The study of ZnS:Mn thin films sputtering process optimization was continued. The optimal adhesion between film and Al substrate was obtained. It was observed that the thin films used in experiments have not well expressed crystalline structure and it could be the origin of luminescence difference of target material and thin film obtained from it. The experiments are foreseen for polycrystalline thin films obtaining.

The results and knowledge obtained during project implementation was presented by doctoral student Ernests Einbergs at the Latvian Scientific Council, Ministry of Education and Science and State Agency of Education and Development jointly organized action “Connect to Science”.

 

Progress of project implementation during 01.07.2021 – 30.09.2021

30.09.2021.

The studies of structure and luminescent properties of manganic doped zinc sulphide were completed for thin films.  The results of investigation of thin films first set (11 samples) was negotiated with partner Sidrabe Vacuum, Ltd and resulted in modification of thin films manufacturing technology. Therefore, more appropriate thin films were obtained and study of them is in progress.

The presentation for action of science popularization “Connect to Science” is under preparation. This action is jointly organized by the Latvian Scientific Council, Ministry of Education and Science and State Agency of Education and Development and will be hold within 04. October –  04. November, 2021.

 

Progress of project implementation during 01.04.2021 – 30.06.2021

30.06.2021.

The equipment for mechanoluminescence studies has been developed and tested. The 3 separate binders were tested for mechanoluminescent composition SrAl2O4:Eu,Dy  binding to material foreseen for mechanical deformation.

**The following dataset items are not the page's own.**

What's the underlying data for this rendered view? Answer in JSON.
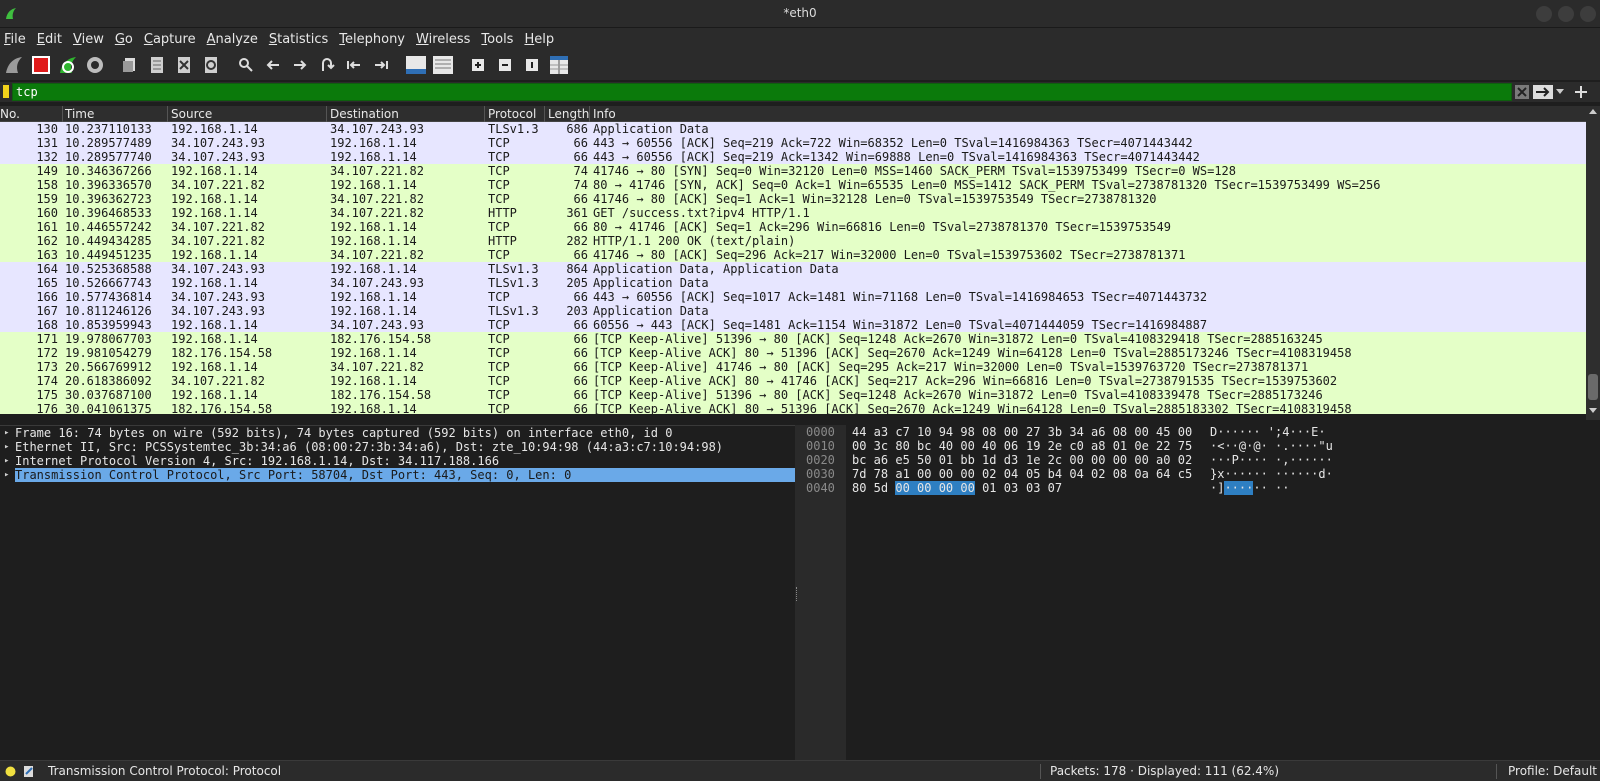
{
  "window": {
    "title": "*eth0"
  },
  "menu": [
    "File",
    "Edit",
    "View",
    "Go",
    "Capture",
    "Analyze",
    "Statistics",
    "Telephony",
    "Wireless",
    "Tools",
    "Help"
  ],
  "menu_underline_index": [
    0,
    0,
    0,
    0,
    0,
    0,
    0,
    0,
    0,
    0,
    0
  ],
  "toolbar": {
    "icons": [
      "shark-fin-start-icon",
      "stop-capture-icon",
      "restart-capture-icon",
      "capture-options-icon",
      "open-file-icon",
      "save-file-icon",
      "close-file-icon",
      "reload-file-icon",
      "find-packet-icon",
      "go-back-icon",
      "go-forward-icon",
      "go-to-packet-icon",
      "go-first-icon",
      "go-last-icon",
      "autoscroll-icon",
      "colorize-icon",
      "zoom-in-icon",
      "zoom-out-icon",
      "normal-size-icon",
      "resize-columns-icon"
    ]
  },
  "filter": {
    "value": "tcp"
  },
  "packet_list": {
    "columns": [
      "No.",
      "Time",
      "Source",
      "Destination",
      "Protocol",
      "Length",
      "Info"
    ],
    "rows": [
      {
        "no": "130",
        "time": "10.237110133",
        "src": "192.168.1.14",
        "dst": "34.107.243.93",
        "proto": "TLSv1.3",
        "len": "686",
        "info": "Application Data",
        "color": "#e7e6ff"
      },
      {
        "no": "131",
        "time": "10.289577489",
        "src": "34.107.243.93",
        "dst": "192.168.1.14",
        "proto": "TCP",
        "len": "66",
        "info": "443 → 60556 [ACK] Seq=219 Ack=722 Win=68352 Len=0 TSval=1416984363 TSecr=4071443442",
        "color": "#e7e6ff"
      },
      {
        "no": "132",
        "time": "10.289577740",
        "src": "34.107.243.93",
        "dst": "192.168.1.14",
        "proto": "TCP",
        "len": "66",
        "info": "443 → 60556 [ACK] Seq=219 Ack=1342 Win=69888 Len=0 TSval=1416984363 TSecr=4071443442",
        "color": "#e7e6ff"
      },
      {
        "no": "149",
        "time": "10.346367266",
        "src": "192.168.1.14",
        "dst": "34.107.221.82",
        "proto": "TCP",
        "len": "74",
        "info": "41746 → 80 [SYN] Seq=0 Win=32120 Len=0 MSS=1460 SACK_PERM TSval=1539753499 TSecr=0 WS=128",
        "color": "#e4ffc7"
      },
      {
        "no": "158",
        "time": "10.396336570",
        "src": "34.107.221.82",
        "dst": "192.168.1.14",
        "proto": "TCP",
        "len": "74",
        "info": "80 → 41746 [SYN, ACK] Seq=0 Ack=1 Win=65535 Len=0 MSS=1412 SACK_PERM TSval=2738781320 TSecr=1539753499 WS=256",
        "color": "#e4ffc7"
      },
      {
        "no": "159",
        "time": "10.396362723",
        "src": "192.168.1.14",
        "dst": "34.107.221.82",
        "proto": "TCP",
        "len": "66",
        "info": "41746 → 80 [ACK] Seq=1 Ack=1 Win=32128 Len=0 TSval=1539753549 TSecr=2738781320",
        "color": "#e4ffc7"
      },
      {
        "no": "160",
        "time": "10.396468533",
        "src": "192.168.1.14",
        "dst": "34.107.221.82",
        "proto": "HTTP",
        "len": "361",
        "info": "GET /success.txt?ipv4 HTTP/1.1",
        "color": "#e4ffc7"
      },
      {
        "no": "161",
        "time": "10.446557242",
        "src": "34.107.221.82",
        "dst": "192.168.1.14",
        "proto": "TCP",
        "len": "66",
        "info": "80 → 41746 [ACK] Seq=1 Ack=296 Win=66816 Len=0 TSval=2738781370 TSecr=1539753549",
        "color": "#e4ffc7"
      },
      {
        "no": "162",
        "time": "10.449434285",
        "src": "34.107.221.82",
        "dst": "192.168.1.14",
        "proto": "HTTP",
        "len": "282",
        "info": "HTTP/1.1 200 OK  (text/plain)",
        "color": "#e4ffc7"
      },
      {
        "no": "163",
        "time": "10.449451235",
        "src": "192.168.1.14",
        "dst": "34.107.221.82",
        "proto": "TCP",
        "len": "66",
        "info": "41746 → 80 [ACK] Seq=296 Ack=217 Win=32000 Len=0 TSval=1539753602 TSecr=2738781371",
        "color": "#e4ffc7"
      },
      {
        "no": "164",
        "time": "10.525368588",
        "src": "34.107.243.93",
        "dst": "192.168.1.14",
        "proto": "TLSv1.3",
        "len": "864",
        "info": "Application Data, Application Data",
        "color": "#e7e6ff"
      },
      {
        "no": "165",
        "time": "10.526667743",
        "src": "192.168.1.14",
        "dst": "34.107.243.93",
        "proto": "TLSv1.3",
        "len": "205",
        "info": "Application Data",
        "color": "#e7e6ff"
      },
      {
        "no": "166",
        "time": "10.577436814",
        "src": "34.107.243.93",
        "dst": "192.168.1.14",
        "proto": "TCP",
        "len": "66",
        "info": "443 → 60556 [ACK] Seq=1017 Ack=1481 Win=71168 Len=0 TSval=1416984653 TSecr=4071443732",
        "color": "#e7e6ff"
      },
      {
        "no": "167",
        "time": "10.811246126",
        "src": "34.107.243.93",
        "dst": "192.168.1.14",
        "proto": "TLSv1.3",
        "len": "203",
        "info": "Application Data",
        "color": "#e7e6ff"
      },
      {
        "no": "168",
        "time": "10.853959943",
        "src": "192.168.1.14",
        "dst": "34.107.243.93",
        "proto": "TCP",
        "len": "66",
        "info": "60556 → 443 [ACK] Seq=1481 Ack=1154 Win=31872 Len=0 TSval=4071444059 TSecr=1416984887",
        "color": "#e7e6ff"
      },
      {
        "no": "171",
        "time": "19.978067703",
        "src": "192.168.1.14",
        "dst": "182.176.154.58",
        "proto": "TCP",
        "len": "66",
        "info": "[TCP Keep-Alive] 51396 → 80 [ACK] Seq=1248 Ack=2670 Win=31872 Len=0 TSval=4108329418 TSecr=2885163245",
        "color": "#e4ffc7"
      },
      {
        "no": "172",
        "time": "19.981054279",
        "src": "182.176.154.58",
        "dst": "192.168.1.14",
        "proto": "TCP",
        "len": "66",
        "info": "[TCP Keep-Alive ACK] 80 → 51396 [ACK] Seq=2670 Ack=1249 Win=64128 Len=0 TSval=2885173246 TSecr=4108319458",
        "color": "#e4ffc7"
      },
      {
        "no": "173",
        "time": "20.566769912",
        "src": "192.168.1.14",
        "dst": "34.107.221.82",
        "proto": "TCP",
        "len": "66",
        "info": "[TCP Keep-Alive] 41746 → 80 [ACK] Seq=295 Ack=217 Win=32000 Len=0 TSval=1539763720 TSecr=2738781371",
        "color": "#e4ffc7"
      },
      {
        "no": "174",
        "time": "20.618386092",
        "src": "34.107.221.82",
        "dst": "192.168.1.14",
        "proto": "TCP",
        "len": "66",
        "info": "[TCP Keep-Alive ACK] 80 → 41746 [ACK] Seq=217 Ack=296 Win=66816 Len=0 TSval=2738791535 TSecr=1539753602",
        "color": "#e4ffc7"
      },
      {
        "no": "175",
        "time": "30.037687100",
        "src": "192.168.1.14",
        "dst": "182.176.154.58",
        "proto": "TCP",
        "len": "66",
        "info": "[TCP Keep-Alive] 51396 → 80 [ACK] Seq=1248 Ack=2670 Win=31872 Len=0 TSval=4108339478 TSecr=2885173246",
        "color": "#e4ffc7"
      },
      {
        "no": "176",
        "time": "30.041061375",
        "src": "182.176.154.58",
        "dst": "192.168.1.14",
        "proto": "TCP",
        "len": "66",
        "info": "[TCP Keep-Alive ACK] 80 → 51396 [ACK] Seq=2670 Ack=1249 Win=64128 Len=0 TSval=2885183302 TSecr=4108319458",
        "color": "#e4ffc7"
      }
    ]
  },
  "details": [
    {
      "text": "Frame 16: 74 bytes on wire (592 bits), 74 bytes captured (592 bits) on interface eth0, id 0",
      "selected": false
    },
    {
      "text": "Ethernet II, Src: PCSSystemtec_3b:34:a6 (08:00:27:3b:34:a6), Dst: zte_10:94:98 (44:a3:c7:10:94:98)",
      "selected": false
    },
    {
      "text": "Internet Protocol Version 4, Src: 192.168.1.14, Dst: 34.117.188.166",
      "selected": false
    },
    {
      "text": "Transmission Control Protocol, Src Port: 58704, Dst Port: 443, Seq: 0, Len: 0",
      "selected": true
    }
  ],
  "bytes": [
    {
      "off": "0000",
      "hex1": "44 a3 c7 10 94 98 08 00",
      "hex2": "27 3b 34 a6 08 00 45 00",
      "asc": "D······ ';4···E·"
    },
    {
      "off": "0010",
      "hex1": "00 3c 80 bc 40 00 40 06",
      "hex2": "19 2e c0 a8 01 0e 22 75",
      "asc": "·<··@·@· ·.····\"u"
    },
    {
      "off": "0020",
      "hex1": "bc a6 e5 50 01 bb 1d d3",
      "hex2": "1e 2c 00 00 00 00 a0 02",
      "asc": "···P···· ·,······"
    },
    {
      "off": "0030",
      "hex1": "7d 78 a1 00 00 00 02 04",
      "hex2": "05 b4 04 02 08 0a 64 c5",
      "asc": "}x······ ······d·"
    },
    {
      "off": "0040",
      "hex1": "80 5d ",
      "hex1_hl": "00 00 00 00",
      "hex1_tail": " 01 03",
      "hex2": "03 07",
      "asc_pre": "·]",
      "asc_hl": "····",
      "asc_post": "·· ··"
    }
  ],
  "status": {
    "left": "Transmission Control Protocol: Protocol",
    "packets": "Packets: 178 · Displayed: 111 (62.4%)",
    "profile": "Profile: Default"
  }
}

 A price survey has been conducted and followed by obtaining materials for thin film production on metallic Al substrate. These thin films are necessary for thin films mechanoluminescence testing.

Three students involved in the implementation of the project have improved their qualifications - replaced by a bachelor's degree, master's degree and doctoral degree. A presentation for a scientific conference is under preparation and therefore analysis is performed of information obtained in experiments.